Our so-called networked society has so far failed to bring the logic of interconnectedness into our lives. Citizens are becoming more machine-like and data-dependent, threatening the connection between humans and their natural habitats. Although most of our daily transactions are carried out through electronic devices, we know very little about the apparatus that facilitates such interactions, or in other words, the factory behind the interface. In this talk, we discuss the interface as a well-engineered capitalist machine that disconnects users from the material complexity of global chains of commodity and data production — and also social reproduction — in order to maximise economic profit. It is therefore necessary to trace the connections that exist between things — as well as the workload involved in the basic maintenance of these connections — if the user is to fully understand the systems in which they operate, in order to balance and repair the profoundly asymmetrical distribution of agency, energy, labor, time, care and resources within these planetary networks.

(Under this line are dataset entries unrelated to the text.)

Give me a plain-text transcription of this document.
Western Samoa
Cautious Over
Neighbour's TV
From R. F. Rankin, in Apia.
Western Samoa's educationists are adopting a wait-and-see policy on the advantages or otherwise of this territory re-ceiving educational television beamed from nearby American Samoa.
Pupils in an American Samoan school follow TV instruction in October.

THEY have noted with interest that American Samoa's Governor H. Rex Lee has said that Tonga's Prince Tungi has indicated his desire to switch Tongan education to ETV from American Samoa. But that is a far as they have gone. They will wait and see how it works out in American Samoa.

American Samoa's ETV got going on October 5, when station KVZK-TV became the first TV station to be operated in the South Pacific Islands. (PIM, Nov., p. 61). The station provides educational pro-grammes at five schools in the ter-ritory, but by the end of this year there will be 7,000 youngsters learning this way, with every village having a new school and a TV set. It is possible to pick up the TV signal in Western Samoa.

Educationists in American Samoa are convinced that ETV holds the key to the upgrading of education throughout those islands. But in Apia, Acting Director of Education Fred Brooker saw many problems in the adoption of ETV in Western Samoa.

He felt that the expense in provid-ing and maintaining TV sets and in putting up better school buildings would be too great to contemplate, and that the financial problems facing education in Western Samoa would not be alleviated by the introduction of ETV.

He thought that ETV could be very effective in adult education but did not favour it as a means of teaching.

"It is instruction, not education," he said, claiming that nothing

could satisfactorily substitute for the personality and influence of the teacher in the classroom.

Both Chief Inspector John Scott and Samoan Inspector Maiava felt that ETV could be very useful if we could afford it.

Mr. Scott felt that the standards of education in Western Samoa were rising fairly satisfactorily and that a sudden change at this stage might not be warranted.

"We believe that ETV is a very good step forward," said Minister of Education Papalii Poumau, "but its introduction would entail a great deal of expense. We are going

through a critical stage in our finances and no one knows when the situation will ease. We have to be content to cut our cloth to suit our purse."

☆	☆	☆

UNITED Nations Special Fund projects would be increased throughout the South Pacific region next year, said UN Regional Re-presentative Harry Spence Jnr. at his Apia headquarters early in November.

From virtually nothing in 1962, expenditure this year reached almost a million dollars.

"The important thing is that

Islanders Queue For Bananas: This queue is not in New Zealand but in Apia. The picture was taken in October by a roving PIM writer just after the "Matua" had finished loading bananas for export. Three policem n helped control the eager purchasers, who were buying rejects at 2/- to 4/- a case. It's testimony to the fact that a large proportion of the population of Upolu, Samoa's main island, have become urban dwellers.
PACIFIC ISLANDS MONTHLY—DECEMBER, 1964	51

Joana Moll is a Barcelona/Berlin-based artist and researcher. Her work critically explores the way techno-capitalist narratives affect the alphabetization of machines, humans and ecosystems. Her main research topics include internet geopolitics, data materiality, surveillance, techno-colonialism and interfaces. She has presented her work in renowned institutions, museums and universities around the world, such as at the Venice Biennale, MAXXI, MMOMA, CCCB, ZKM, Ars Electronica, transmediale, ISEA, and the British Computer Society, among many others. Her work has been featured in The Financial Times, Der Spiegel, National Geographic, Quartz, Wired, Vice, The New Inquiry, Netzpolitk, O’Globo, La Repubblica, Fast Company, NBC and the MIT Press. She is the co-founder of the Critical Interface Politics Research Group at HANGAR [Barcelona] and co-founder of The Institute for the Advancement of Popular Automatisms. She is currently a visiting lecturer at Universität Potsdam and Escola Elisava.
Tactics & Practice, the discursive cultural programme dedicated to contemporary investigative art, society and new technologies that has been held regularly in Ljubljana since 2010, this year brings together the efforts and resources of various local institutions to offer a transdisciplinary programme focused on the theme of 'New Extractivism'.
The event is part of a series of solo exhibitions, artist talks, workshops and publications of four internationally renowned artists, presented by Aksioma – Institute of Contemporary Art, MGML / Cukrarna and ALUO – Academy of Fine Arts and Design.